Volume 38 | Number 6p1 | December 2003

Abstract List

Nancy L. Keating M.D., M.P.H., Mary Beth Landrum Ph.D., Bruce E. Landon M.D., M.B.A., M.S., John Z. Ayanian, Catherine Borbas, Edward Guadagnoli


Objectives

Health care organizations often measure processes of care using only administrative data. We assessed whether measuring processes of diabetes care using administrative data without medical record data is likely to underdetect compliance with accepted standards for certain groups of patients.


Data Sources/Study Setting

Assessment of quality indicators during 1998 using administrative and medical records data for a cohort of 1,335 diabetic patients enrolled in three Minnesota health plans.


Study Design

Cross‐sectional retrospective study assessing hemoglobin A1c testing, LDL cholesterol testing, and retinopathy screening from the two data sources. Analyses examined whether patient or clinic characteristics were associated with underdetection of quality indicators when administrative data were not supplemented with medical record data.

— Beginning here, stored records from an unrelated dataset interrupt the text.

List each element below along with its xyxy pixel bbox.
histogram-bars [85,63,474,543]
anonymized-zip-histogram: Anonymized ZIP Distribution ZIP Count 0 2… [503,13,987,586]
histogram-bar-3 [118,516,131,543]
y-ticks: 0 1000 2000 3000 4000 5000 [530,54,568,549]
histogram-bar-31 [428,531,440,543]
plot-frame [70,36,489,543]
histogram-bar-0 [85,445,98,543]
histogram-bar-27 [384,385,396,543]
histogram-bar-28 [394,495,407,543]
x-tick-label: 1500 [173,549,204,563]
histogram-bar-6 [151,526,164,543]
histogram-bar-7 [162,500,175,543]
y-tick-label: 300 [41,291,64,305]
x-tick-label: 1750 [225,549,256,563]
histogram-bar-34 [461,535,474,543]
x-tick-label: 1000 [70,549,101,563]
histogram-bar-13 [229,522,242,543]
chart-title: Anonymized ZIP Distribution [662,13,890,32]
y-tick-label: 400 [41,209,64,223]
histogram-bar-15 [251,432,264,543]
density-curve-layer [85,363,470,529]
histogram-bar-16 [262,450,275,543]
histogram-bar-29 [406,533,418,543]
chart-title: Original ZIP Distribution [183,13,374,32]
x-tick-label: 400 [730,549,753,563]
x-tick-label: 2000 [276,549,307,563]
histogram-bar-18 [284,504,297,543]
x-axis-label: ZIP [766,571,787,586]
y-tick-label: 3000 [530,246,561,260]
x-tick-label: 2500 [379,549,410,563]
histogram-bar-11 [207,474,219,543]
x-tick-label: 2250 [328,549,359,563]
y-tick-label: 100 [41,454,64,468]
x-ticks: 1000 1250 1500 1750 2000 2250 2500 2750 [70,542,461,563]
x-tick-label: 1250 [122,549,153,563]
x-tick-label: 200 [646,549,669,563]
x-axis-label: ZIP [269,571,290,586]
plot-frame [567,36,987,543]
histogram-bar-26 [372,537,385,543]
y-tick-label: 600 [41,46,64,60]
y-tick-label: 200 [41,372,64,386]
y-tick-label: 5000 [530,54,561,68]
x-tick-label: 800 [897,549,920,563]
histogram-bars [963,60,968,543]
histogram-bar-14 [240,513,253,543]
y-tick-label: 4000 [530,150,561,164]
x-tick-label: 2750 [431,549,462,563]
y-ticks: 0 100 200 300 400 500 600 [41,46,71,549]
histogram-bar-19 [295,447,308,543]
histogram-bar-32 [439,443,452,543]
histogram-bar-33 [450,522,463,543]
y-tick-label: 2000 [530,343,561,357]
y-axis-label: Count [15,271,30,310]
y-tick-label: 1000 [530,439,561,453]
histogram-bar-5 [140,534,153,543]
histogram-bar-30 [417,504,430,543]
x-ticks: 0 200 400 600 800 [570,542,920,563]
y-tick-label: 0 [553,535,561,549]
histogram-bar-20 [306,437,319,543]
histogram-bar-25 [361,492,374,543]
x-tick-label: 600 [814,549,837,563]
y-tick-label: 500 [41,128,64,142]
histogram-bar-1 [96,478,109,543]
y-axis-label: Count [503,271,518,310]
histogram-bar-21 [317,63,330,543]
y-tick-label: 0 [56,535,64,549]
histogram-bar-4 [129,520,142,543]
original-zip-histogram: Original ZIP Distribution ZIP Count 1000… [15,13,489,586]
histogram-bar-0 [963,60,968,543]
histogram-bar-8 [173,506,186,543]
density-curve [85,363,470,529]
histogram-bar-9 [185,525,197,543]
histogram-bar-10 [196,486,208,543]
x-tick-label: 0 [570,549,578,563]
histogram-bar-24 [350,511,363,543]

Data Collection/Extraction Methods

The health plans provided administrative data, and trained abstractors collected medical records data.


Principal Findings

Quality indicators that would be identified if administrative data were supplemented with medical records data are often not identified using administrative data alone. In adjusted analyses, older patients were more likely to have hemoglobin A1c testing underdetected in administrative data (compared to patients <45 years, OR 2.95, 95 percent CI 1.09 to 7.96 for patients 65 to 74 years, and OR 4.20, 95 percent CI 1.81 to 9.77 for patients 75 years and older). Black patients were more likely than white patients to have retinopathy screening underdetected using administrative data (2.57, 95 percent CI 1.16 to 5.70). Patients in different health plans also differed in the likelihood of having quality indicators underdetected.


Conclusions

Diabetes quality indicators may be underdetected more frequently for elderly and black patients and the physicians, clinics, and plans who care for such patients when quality measurement is based on administrative data alone. This suggests that providers who care for such patients may be disproportionately affected by public release of such data or by its use in determining the magnitude of financial incentives.